Location map of sampling sites and inset map of western U.S. Boundary of the Colorado Plateau surrounds rectangle indicating the area of the site-location map. GB, Great Basin; Mo; Mojave Desert; S, Sonoran Desert; M, Marysvale volcanic field; SJ, San Juan volcanic field.

Figure 2

Plots of MS (in 10⁻⁷ m³ kg⁻¹) (a) and hard isothermal remanent magnetization (in 10⁻⁴ Am² kg⁻¹) (b). For each site or average for a group of sites (site nos. 1–3 and 4–6), the left-hand bar represents BSC (0–0.5 cm in depth); the middle bar represents underlying surficial sediment (0.5–5 cm in depth); and the right-hand bar represents bedrock. At site UES, the middle bar represents a depth of 1–10 cm.
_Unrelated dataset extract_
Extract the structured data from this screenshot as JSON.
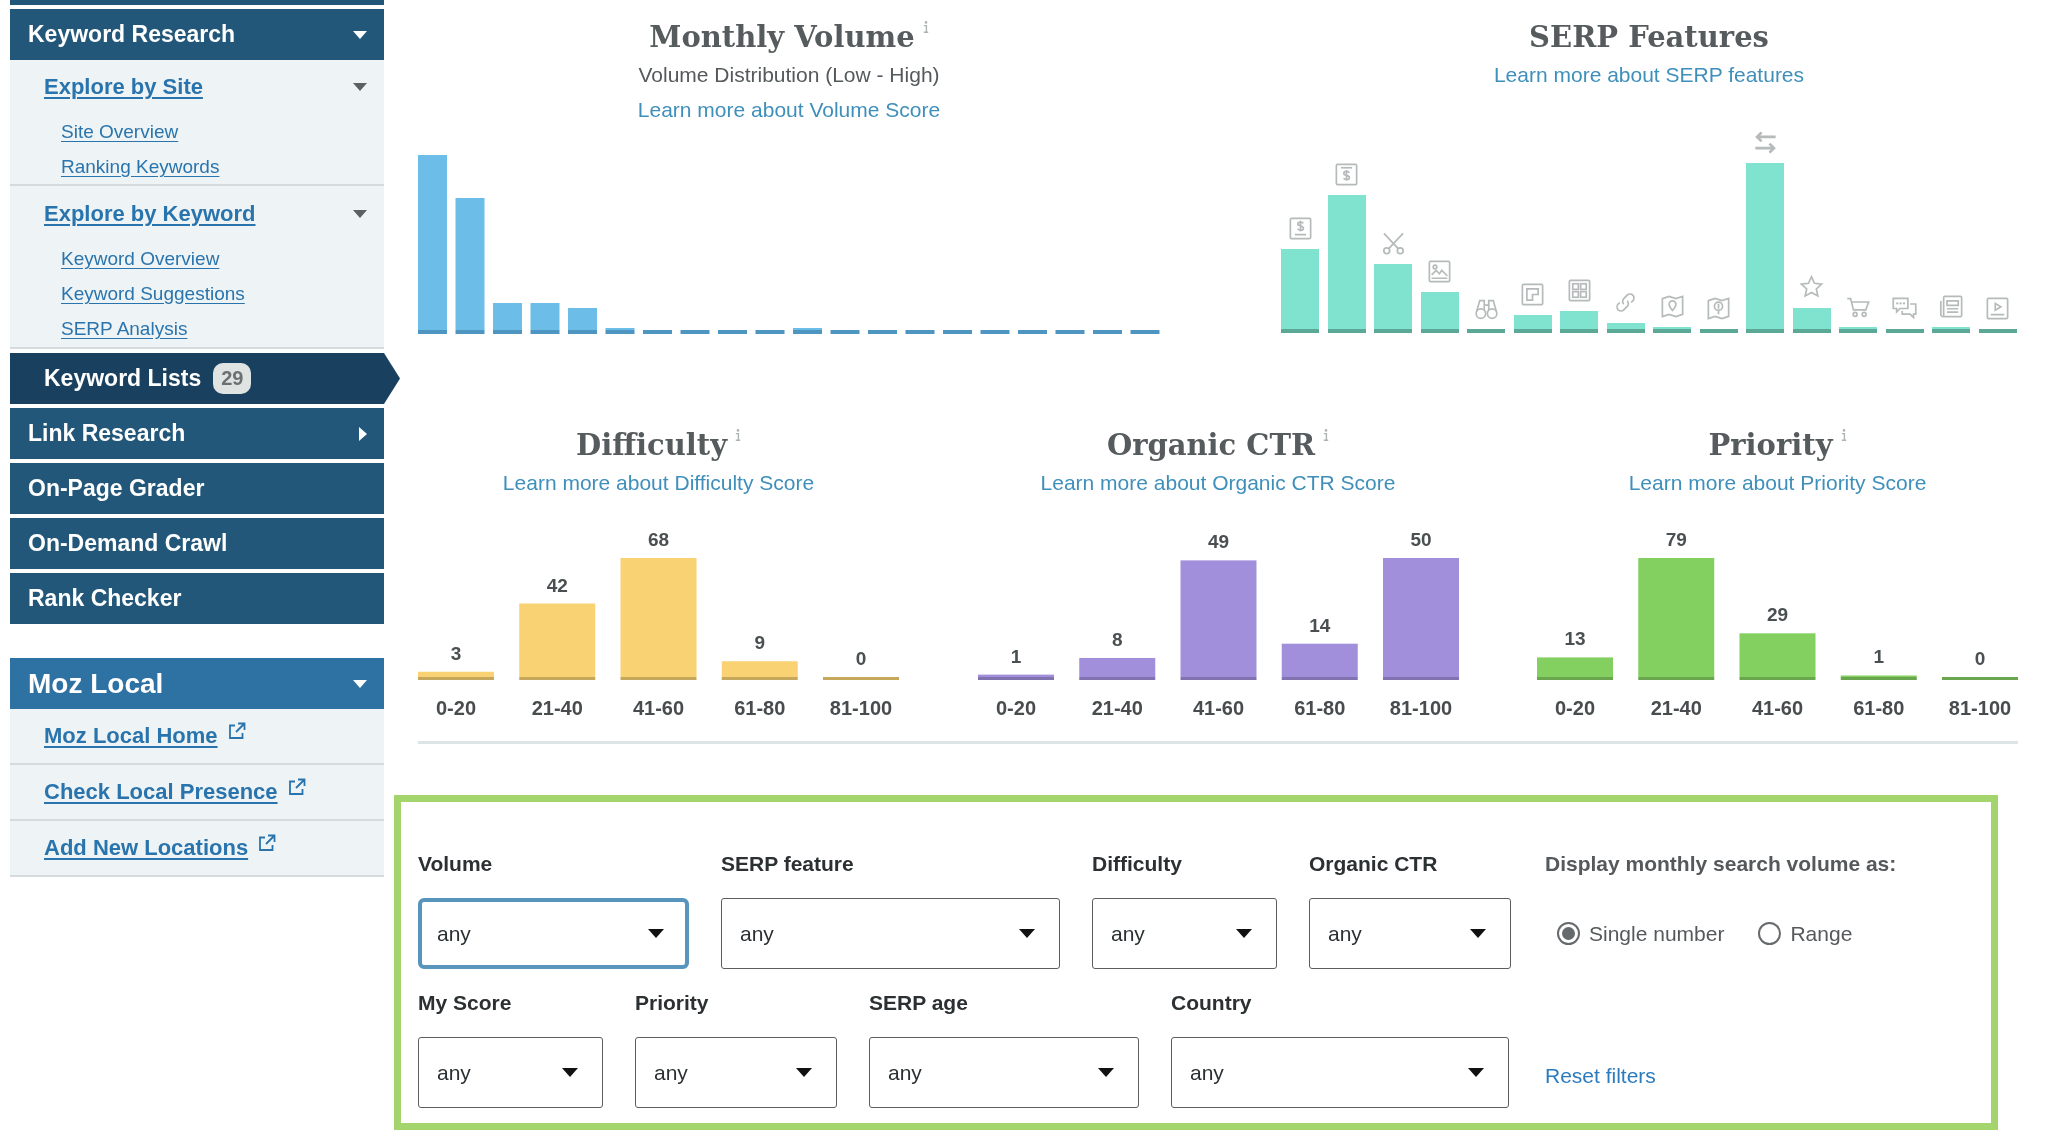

For both parameters, 46 samples from the BSC, 45 from underlying sediment, and 16 from bedrock are represented.

Figure 3

Plots of elemental contents as well as Zr/Ti and K/Mg, normalized to highest value, shown at the top of bar sets. Plots represent averaged values from all sites, except the Ca plot, which shows results from site 12 where bedrock contains little calcite cement. Values are in ppm (p) or wt %. Bars represent depths and bedrock as in Fig. 2. Results are from energy-dispersive x-ray fluorescence for Ti, Fe, Zr, Mn, Cu, Mo, and Zn, and are from inductively coupled plasma–atomic emission spectroscopy for the others.